I do believe IR gets worse over time in situations that don't show it or show it mildly.
My iPad 4 in the 'iPad 4 image retention' thread showed it slightly. On a family member's iPad 3, it was terrible after 5 minutes of letting the checkered board stay up on the screen.
On another family member's iPad 2, which was quite a bit older, showed IR in like 2 seconds (the search bar was burnt in against a grey background, and I literally had been using it for 2 seconds!)
But nobody in my family has complained. Must just be me and my OCD.
Still, this is most unacceptable on a laptop where windows sit open for a very long time sometimes.
Tablets too, imo. But I could see how that would slip past one's radar more easily.
I'd say no foul if they corrected the issue with LG's instead of continuing to pump them out with the issue, with caveat emptor after the return policy is up (to stay in a retail situation) or dealing with a out of warranty swap if you begin noticing it after the included warranty is up (assuming you didn't get AppleCare or have AmEx double warranty, but still a PITA).
Seems inherent on every iPad 4 I've come across thus far but some claim that they don't.
I can also easily observe the subtle differences in contrast and text crispness between LG and Samsung screens on MBA, even though it's a TN panel and does not have IR in this case.

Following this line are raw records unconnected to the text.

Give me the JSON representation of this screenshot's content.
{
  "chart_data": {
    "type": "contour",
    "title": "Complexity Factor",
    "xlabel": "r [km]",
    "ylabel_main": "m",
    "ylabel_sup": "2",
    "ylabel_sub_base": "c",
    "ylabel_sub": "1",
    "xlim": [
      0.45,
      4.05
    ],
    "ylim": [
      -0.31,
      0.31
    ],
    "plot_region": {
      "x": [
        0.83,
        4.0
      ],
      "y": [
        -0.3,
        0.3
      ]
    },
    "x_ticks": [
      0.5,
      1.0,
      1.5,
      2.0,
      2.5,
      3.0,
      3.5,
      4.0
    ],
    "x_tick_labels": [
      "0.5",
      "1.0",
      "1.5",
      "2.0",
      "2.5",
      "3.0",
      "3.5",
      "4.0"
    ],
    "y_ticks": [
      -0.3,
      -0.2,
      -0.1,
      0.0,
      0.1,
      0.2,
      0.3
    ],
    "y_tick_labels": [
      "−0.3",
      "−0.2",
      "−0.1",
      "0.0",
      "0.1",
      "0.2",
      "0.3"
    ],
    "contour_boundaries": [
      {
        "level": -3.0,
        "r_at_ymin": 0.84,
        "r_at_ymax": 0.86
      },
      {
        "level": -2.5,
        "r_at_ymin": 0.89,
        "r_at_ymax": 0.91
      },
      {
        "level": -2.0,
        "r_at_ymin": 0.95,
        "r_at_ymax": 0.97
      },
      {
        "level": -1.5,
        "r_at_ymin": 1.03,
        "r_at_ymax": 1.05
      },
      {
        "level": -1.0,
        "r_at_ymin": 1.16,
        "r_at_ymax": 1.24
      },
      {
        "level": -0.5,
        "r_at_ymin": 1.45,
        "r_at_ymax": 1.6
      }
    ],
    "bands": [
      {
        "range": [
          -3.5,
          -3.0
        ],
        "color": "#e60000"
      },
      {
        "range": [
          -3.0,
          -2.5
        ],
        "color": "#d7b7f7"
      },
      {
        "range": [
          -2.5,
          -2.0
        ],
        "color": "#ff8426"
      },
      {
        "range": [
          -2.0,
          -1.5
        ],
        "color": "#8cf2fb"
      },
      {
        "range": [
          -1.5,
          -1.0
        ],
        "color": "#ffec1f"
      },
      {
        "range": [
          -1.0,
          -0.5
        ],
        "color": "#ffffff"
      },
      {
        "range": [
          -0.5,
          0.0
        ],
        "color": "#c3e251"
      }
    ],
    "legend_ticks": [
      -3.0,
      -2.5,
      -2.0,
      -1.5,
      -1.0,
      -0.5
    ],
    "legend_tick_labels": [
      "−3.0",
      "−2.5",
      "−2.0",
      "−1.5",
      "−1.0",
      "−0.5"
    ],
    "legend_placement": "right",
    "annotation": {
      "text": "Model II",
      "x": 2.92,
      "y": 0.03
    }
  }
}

Glad I have a great iPad 3 and a Samsung'ed 2011 Air.
Even if I had the means for a rMBP right now, not sure I'd want to be playing the swap game.
I swapped my iPhone 5 out quite a bit too for vertical interlacing. And one phone was horrendously unstable or so i thought but it was really just a nasty bug that got ironed out in 6.1 onward.
Why not move to Android?
I like Apple products so much I keep swapping until I get a good one, and I keep getting iOS products even though I hate them stock (after buying iPhone 5 at launch, even though I enjoy/enjoyed the 4" screen and LTE and new design, I will never buy a stock iOS device again. It greatly hinders my overall experience).
Call me a fanboy, not a hater. But most certainly a hater of their 'Anything Goes' Quality Control.